Hypothesis Pruning Engine
Ki · Single Ability
The Problem
Continuing to allocate resources to every hypothesis branch, even when evidence is conclusive, leads to excess hypotheses and combinatorial explosion.
The Operation
Under this ability, the model must enumerate all active hypotheses and extract the evidential support level for each. Compute a viability score per hypothesis by weighting evidence strength, internal consistency, and predictive power. Rank hypotheses by viability and identify candidates below the pruning threshold. Verify that pruning a low-ranked hypothesis does not discard a promising minority explanation. Never retain branches that add combinatorial cost without evidential warrant. The reasoning applies a formal computation: viability = w1*evidence strength + w2*internal consistency + w3*predictive power. The constraint: never retain branches add combinatorial cost without evidential.
The Structure
Structurally, this is a convergence funnel where multiple candidates enter, evidence narrows them, and only survivors exit. The loop continues until the output stabilizes and further iterations produce no change.

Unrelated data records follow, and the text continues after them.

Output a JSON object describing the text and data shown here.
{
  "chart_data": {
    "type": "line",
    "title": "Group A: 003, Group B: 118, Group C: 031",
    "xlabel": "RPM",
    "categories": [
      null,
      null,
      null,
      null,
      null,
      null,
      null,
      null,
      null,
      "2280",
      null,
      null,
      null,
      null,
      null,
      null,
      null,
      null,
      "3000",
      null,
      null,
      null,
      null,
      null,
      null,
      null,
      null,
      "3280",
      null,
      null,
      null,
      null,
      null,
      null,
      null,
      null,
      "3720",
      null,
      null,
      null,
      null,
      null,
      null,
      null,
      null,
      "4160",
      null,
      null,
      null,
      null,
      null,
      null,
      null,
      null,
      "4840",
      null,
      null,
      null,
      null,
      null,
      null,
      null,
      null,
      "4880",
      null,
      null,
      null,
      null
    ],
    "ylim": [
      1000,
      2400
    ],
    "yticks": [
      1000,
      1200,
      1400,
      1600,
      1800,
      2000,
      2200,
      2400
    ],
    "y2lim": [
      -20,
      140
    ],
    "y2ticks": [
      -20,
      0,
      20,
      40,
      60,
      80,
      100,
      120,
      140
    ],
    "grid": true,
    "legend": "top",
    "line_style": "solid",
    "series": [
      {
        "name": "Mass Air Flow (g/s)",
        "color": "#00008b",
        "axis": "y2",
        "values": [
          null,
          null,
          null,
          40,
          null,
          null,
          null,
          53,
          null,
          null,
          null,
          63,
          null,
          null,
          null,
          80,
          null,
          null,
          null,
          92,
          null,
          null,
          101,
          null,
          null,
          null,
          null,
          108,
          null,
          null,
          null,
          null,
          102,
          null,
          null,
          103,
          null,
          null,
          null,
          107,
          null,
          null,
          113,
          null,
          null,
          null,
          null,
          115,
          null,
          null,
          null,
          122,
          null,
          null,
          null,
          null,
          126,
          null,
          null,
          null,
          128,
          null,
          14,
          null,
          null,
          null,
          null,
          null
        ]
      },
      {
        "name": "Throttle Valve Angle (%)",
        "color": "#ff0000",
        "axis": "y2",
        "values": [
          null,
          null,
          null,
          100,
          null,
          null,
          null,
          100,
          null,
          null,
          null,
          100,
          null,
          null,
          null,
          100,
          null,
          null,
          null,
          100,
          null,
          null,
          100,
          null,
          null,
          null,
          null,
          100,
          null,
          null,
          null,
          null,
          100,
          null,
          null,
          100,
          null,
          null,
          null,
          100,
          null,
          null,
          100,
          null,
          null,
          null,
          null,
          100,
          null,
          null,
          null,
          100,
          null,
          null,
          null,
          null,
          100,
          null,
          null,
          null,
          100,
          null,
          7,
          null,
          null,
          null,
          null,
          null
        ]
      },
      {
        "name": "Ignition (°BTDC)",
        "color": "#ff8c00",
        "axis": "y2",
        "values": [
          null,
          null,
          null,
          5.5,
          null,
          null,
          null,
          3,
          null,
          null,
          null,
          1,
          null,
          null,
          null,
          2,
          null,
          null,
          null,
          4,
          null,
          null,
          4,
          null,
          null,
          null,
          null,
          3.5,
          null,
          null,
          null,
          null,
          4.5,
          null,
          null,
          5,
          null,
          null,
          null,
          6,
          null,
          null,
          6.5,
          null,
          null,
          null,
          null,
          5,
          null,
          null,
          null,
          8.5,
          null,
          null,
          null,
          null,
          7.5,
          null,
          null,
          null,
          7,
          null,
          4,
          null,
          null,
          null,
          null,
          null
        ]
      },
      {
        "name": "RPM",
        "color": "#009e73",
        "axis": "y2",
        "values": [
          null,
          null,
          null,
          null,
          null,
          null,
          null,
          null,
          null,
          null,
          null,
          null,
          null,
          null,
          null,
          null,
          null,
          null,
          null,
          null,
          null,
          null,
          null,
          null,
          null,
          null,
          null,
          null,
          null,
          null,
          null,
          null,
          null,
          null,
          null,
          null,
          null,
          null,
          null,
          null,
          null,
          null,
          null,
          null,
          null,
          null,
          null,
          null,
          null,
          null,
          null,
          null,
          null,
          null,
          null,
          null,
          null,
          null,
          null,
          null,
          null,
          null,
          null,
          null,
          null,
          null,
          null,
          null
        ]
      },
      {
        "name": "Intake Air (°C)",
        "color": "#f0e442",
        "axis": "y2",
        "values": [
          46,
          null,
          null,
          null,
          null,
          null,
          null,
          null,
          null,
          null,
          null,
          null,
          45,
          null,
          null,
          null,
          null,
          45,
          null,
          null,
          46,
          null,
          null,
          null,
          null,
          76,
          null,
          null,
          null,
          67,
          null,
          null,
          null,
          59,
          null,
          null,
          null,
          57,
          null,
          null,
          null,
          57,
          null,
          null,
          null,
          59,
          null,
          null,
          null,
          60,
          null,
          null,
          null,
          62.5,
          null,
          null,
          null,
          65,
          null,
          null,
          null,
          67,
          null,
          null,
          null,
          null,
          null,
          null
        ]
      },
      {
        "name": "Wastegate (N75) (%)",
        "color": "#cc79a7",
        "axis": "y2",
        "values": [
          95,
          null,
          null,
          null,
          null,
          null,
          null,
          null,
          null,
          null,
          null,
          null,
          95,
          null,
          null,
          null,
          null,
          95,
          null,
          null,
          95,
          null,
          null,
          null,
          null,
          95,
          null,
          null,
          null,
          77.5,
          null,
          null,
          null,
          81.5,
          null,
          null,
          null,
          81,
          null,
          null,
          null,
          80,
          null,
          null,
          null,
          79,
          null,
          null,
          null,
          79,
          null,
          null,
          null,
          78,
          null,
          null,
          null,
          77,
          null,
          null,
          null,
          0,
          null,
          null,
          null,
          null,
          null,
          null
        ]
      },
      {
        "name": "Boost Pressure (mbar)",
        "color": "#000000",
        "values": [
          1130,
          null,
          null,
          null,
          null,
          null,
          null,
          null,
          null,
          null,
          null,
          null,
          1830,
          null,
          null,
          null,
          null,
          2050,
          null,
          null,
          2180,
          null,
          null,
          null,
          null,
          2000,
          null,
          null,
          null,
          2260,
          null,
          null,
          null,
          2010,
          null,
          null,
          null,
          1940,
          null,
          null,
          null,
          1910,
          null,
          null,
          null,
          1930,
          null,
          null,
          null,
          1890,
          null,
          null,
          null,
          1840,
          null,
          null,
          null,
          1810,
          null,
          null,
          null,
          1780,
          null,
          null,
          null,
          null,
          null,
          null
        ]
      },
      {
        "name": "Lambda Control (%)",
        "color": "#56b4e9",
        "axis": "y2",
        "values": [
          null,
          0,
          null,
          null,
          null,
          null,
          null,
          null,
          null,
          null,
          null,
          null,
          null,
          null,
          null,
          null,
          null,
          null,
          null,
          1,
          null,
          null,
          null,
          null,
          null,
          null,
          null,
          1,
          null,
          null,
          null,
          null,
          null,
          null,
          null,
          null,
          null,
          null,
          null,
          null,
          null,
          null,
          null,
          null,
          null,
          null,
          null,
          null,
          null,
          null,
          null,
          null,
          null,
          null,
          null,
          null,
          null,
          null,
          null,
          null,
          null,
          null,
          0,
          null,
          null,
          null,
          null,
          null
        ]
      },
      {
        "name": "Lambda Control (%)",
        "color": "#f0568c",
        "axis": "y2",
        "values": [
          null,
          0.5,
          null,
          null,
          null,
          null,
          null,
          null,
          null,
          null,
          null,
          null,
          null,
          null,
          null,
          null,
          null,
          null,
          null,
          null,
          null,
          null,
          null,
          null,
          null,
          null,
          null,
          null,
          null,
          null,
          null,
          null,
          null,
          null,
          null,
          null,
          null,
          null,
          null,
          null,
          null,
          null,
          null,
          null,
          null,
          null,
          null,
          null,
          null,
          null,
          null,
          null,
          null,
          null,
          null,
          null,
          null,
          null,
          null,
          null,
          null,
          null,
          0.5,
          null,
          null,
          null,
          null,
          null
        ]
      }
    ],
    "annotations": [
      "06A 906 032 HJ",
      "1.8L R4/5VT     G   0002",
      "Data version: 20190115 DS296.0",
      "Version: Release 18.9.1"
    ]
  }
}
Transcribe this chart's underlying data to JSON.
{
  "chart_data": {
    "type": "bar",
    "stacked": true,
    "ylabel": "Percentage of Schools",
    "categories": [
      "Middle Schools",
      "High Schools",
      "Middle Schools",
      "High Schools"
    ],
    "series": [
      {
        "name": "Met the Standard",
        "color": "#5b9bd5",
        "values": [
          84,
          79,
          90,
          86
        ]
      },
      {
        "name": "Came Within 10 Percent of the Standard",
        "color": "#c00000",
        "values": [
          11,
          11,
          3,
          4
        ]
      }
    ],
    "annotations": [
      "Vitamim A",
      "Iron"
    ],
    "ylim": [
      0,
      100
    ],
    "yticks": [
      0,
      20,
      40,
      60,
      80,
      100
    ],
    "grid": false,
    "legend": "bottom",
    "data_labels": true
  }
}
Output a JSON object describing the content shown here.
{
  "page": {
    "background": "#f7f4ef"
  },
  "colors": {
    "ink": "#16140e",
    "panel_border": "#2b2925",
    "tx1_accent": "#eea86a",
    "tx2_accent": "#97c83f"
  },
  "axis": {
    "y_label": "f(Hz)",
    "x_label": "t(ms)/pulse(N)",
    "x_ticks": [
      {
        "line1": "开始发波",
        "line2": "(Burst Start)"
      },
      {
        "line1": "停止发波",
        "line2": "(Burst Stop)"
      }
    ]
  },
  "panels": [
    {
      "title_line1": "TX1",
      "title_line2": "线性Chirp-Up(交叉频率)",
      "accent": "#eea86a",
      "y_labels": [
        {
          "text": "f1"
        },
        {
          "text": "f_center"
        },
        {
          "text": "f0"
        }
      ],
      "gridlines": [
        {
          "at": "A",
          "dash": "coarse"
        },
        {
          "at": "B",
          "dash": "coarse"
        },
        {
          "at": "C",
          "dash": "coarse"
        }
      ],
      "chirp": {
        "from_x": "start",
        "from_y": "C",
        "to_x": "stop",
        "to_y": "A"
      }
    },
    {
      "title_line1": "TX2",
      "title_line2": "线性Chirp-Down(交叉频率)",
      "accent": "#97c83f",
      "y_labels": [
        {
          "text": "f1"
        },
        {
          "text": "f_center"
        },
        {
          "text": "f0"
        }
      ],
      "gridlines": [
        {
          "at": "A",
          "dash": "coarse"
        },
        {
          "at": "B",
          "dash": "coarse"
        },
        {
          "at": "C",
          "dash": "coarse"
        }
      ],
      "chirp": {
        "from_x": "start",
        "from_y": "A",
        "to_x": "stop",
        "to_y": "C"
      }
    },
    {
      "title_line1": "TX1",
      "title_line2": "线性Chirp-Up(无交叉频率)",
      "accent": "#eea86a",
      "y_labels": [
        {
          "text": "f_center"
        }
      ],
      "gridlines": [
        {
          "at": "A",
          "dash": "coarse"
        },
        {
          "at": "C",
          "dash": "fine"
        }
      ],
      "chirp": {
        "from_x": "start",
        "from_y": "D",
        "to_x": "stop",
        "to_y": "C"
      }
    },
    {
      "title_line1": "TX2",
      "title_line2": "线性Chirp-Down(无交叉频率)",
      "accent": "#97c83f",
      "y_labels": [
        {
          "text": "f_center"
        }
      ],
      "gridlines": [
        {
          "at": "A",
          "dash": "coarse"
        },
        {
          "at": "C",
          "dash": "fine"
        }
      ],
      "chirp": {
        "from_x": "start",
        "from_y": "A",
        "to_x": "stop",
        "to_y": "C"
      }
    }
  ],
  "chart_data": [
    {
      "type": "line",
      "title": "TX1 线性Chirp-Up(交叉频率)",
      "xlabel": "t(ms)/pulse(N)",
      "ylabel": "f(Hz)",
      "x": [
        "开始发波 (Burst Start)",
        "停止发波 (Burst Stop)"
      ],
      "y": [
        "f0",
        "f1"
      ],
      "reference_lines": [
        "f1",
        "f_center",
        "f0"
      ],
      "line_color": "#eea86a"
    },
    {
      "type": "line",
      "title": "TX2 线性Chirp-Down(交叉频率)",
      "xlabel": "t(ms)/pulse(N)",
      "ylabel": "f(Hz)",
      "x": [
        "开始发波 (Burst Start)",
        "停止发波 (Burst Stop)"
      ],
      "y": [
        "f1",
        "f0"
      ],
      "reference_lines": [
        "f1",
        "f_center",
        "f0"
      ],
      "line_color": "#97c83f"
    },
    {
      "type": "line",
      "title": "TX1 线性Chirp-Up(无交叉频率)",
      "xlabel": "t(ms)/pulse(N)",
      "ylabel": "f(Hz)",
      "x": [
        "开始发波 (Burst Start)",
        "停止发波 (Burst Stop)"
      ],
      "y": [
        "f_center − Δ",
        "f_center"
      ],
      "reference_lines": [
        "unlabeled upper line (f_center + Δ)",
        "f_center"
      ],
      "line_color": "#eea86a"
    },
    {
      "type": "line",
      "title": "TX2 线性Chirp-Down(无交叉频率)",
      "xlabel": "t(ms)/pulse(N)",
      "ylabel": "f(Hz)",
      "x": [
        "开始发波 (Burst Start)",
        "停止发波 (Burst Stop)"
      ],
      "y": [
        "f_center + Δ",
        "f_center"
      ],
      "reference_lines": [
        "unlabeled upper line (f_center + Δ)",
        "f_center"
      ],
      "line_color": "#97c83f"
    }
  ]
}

If the number of active hypotheses grows without eliminating those with insufficient evidentiary support, hypothesis pruning was not active.
Haki · Multi Ability
Synergy Topology
In Haki mode, the API retrieves the primary ability first, then fans out to three synergy roles that compound its reasoning.
When retrieved in Haki mode, these four abilities don't run in sequence. They merge into a single injection where the dependency grounds the reasoning context, the amplifier sharpens the primary's output, and the alternative provides a fallback path if the primary's topology cannot converge. The result is a multi-angle reasoning scaffold that covers failure modes no single ability can reach alone.